Researchers can develop strategies for the protection of subjects’ privacy, in the following ways:
- Understand the population of interest and potential privacy concerns.
- Identify and develop contact methods that limit undue exposure to the potential participants. Justify the nature of the requested information. Can you obtain information without disturbing an individual (e.g., public documents)?
- Choose a quiet and private location as the settings where an individual will be interacting with an investigator.
- Train all research staff on how to engage all individuals with appropriate privacy standards.
- Ensure all research staff have a clear understanding of the privacy appropriateness and standards for each research activity.
- Limit information that is obtained about individuals other than the target participant, and whether such individuals meet the regulatory definition of “human participant” (e.g., a subject provides information about a family member for a survey).
- Follow privacy guidelines developed by relevant professional associations and scholarly disciplines (e.g., psychology, education, bio-behavioral).
- Create ways to access the minimum amount of information necessary to complete the study. For example, use a personal telephone number rather than a general office number.
- Streamline privacy methods used to obtain information about participants.
Privacy concerns people, whereas confidentiality concerns data. The research proposal should outline strategies to protect privacy including how the investigator will access information from or about participants.
Regulatory and Guidance References
Confidentiality
Confidentiality refers to the researcher’s agreement with the participant about how the participant’s identifiable private information will be saved, handled, managed, and disseminated, including what will happen after the study is over and the data is presented (e.g., data will be destroyed after three years). The research proposal should outline strategies to maintain confidentiality of identifiable data, including controls on storage, handling, and sharing of data. Researchers can develop a data security that meets minimum standards and is particular to their study. When appropriate, certificates of confidentiality could be used to maintain the confidentiality of identifiable data (for more information on Certificates of Confidentiality.

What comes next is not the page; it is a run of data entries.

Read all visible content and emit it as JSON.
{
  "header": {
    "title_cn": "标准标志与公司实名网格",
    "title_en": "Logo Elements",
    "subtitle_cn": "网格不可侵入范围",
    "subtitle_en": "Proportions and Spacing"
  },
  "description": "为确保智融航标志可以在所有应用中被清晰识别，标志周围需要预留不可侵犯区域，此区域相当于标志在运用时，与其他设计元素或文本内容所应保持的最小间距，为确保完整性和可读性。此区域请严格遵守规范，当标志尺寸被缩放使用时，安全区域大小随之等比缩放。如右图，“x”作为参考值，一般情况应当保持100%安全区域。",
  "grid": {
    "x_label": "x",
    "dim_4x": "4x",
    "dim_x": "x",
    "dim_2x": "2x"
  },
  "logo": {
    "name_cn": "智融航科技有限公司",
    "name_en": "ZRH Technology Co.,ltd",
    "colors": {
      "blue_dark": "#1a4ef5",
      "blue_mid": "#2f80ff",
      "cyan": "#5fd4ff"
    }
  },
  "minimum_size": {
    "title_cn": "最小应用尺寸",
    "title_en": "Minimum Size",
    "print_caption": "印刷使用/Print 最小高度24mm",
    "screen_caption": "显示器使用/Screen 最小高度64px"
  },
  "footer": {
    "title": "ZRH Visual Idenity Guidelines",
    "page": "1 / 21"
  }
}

When the IRB evaluates research proposals for strategies for maintaining confidentiality, where appropriate, consideration will be given as to whether:
- Methods to shield participants' identity adequately protect participant privacy.
- There is a long-range plan for protecting the confidentiality of research data, including a schedule for destruction of identifiers associated with the data.
- The recruitment materials clearly describe the study parameters.
- The consent form and other information presented to potential research participants adequately and clearly describe confidentiality risks.
- The informed consent process and the informed consent document (and, if applicable, the HIPAA Authorization section), clearly delineate who will have access to the subject’s information and under what circumstances data may be shared (i.e., with government agencies, sponsors).
Regulatory and Guidance References
*Organizations subject to the HIPAA Privacy Rule should comply with the provisions applicable to research.